Furthermore, since the adjustment plate that regulates the stable position of the detection needle is held at the set position under high support rigidity with internal stress remaining, the repeatability of the stable position of the detection needle is high, and therefore high-precision position detection is possible. Can be provided.

[Brief description of drawings]

FIG. 1 is a sectional view showing a first embodiment of the present invention, FIG. 2 is a plan view showing the fixing structure of the adjusting plate of FIG. 1, and FIG.
FIG. 4 is a cross-sectional view schematically showing a conventional structure, and FIG. 4 is a cross-sectional view of a main part showing an embodiment.
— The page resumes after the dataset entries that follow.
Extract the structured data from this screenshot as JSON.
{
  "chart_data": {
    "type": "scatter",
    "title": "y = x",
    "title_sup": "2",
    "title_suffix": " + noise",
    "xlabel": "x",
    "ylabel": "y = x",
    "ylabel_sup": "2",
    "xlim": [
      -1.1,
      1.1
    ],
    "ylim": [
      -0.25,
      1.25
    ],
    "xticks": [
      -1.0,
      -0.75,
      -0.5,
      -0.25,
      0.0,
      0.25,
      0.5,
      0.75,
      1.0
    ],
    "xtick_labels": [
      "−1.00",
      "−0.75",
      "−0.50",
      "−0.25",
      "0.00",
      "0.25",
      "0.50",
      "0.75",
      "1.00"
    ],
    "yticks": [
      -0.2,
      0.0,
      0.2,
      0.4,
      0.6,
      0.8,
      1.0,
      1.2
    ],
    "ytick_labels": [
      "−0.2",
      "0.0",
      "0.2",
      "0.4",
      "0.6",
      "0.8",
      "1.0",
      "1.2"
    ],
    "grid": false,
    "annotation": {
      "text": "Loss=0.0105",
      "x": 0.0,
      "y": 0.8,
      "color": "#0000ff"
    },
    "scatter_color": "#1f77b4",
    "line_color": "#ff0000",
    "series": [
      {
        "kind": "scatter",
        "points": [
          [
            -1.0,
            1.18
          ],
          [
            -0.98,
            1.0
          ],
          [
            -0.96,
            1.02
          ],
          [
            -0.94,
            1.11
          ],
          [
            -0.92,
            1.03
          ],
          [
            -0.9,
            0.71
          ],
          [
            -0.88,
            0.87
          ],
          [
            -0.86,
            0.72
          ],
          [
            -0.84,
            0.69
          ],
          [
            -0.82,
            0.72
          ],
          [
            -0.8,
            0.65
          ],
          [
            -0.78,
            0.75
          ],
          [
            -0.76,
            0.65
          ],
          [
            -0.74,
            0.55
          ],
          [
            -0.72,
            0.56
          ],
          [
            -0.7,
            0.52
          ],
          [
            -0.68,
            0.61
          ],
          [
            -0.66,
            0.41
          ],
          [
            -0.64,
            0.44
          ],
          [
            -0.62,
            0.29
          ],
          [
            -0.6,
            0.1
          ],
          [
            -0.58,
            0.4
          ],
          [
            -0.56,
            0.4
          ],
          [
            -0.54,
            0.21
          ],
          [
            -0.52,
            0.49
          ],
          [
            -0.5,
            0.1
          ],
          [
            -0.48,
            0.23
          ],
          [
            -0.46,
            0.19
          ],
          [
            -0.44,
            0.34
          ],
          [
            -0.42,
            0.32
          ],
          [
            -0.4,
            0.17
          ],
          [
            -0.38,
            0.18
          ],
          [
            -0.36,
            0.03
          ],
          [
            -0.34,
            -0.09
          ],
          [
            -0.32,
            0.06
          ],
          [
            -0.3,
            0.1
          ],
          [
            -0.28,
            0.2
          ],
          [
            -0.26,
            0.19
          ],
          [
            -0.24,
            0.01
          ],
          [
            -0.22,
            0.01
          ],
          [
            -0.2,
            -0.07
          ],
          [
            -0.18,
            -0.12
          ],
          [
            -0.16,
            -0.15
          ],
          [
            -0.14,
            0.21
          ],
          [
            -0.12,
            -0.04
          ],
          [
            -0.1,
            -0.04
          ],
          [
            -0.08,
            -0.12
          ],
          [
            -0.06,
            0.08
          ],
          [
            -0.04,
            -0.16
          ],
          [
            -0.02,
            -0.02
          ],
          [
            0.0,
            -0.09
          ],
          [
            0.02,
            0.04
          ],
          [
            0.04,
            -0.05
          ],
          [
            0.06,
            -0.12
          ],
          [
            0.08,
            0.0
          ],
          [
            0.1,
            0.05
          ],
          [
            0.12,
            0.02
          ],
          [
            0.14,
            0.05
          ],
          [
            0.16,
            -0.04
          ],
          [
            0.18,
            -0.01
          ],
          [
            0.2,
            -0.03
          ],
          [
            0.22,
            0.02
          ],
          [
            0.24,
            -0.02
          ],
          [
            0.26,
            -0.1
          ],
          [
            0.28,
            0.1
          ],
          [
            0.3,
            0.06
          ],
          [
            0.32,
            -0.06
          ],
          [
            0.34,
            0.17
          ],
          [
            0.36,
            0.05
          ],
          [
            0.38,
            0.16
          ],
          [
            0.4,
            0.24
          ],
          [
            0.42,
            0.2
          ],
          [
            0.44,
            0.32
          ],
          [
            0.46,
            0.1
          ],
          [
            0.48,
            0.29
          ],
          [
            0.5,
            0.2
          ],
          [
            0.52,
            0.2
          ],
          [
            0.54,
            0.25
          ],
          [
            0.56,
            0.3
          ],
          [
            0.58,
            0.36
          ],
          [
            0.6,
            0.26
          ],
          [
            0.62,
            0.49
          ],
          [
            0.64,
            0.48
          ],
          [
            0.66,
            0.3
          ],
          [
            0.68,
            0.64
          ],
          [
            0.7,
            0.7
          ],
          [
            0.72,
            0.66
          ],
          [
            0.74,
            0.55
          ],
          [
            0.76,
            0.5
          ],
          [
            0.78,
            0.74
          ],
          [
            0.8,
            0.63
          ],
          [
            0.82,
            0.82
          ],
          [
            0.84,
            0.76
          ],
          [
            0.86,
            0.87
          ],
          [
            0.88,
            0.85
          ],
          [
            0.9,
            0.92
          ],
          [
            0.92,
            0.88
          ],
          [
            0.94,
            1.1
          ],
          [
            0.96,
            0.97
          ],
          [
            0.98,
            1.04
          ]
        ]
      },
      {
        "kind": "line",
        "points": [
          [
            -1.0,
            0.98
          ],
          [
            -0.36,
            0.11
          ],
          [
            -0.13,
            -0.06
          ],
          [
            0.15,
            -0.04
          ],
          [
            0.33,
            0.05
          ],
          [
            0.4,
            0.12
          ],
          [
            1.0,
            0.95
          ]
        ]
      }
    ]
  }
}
In the figure, 1: Housing, 7: Detection needle 12: Base plate (base of detection needle) 13: Compression coil spring, 14: Disc spring 14a: Compression coil spring, 15: Adjustment plate 18: Support pair, 21: Adjustment screw 22: Fixing screw, 23: Tapered surface 23a: Conical surface, 30: Detection needle tip

Claims (1)

[Claims] 1. A position detector for measuring the position or surface shape of an object to be measured by bringing the tip of a detection needle (7) elastically supported at a stable position by a first spring (13) into contact with the object to be measured. In the above, the housing (1) for supporting the detection needle is internally provided with the adjusting plate (15), and the detection needle has the base (12) of the first spring through the plurality of support pairs (18). The adjusting plate is elastically supported by the adjusting plate, and the adjusting plate has a taper surface (23) on its peripheral surface, and a plurality of radial adjusting screws (21) screwed into the housing to press the taper surface. )
And the second springs (14) and (14a) for urging the adjusting plate in the direction in which the tapered surface has a smaller diameter, the adjusting plate is fixed at a fixed position in the housing, and position detection is performed. vessel.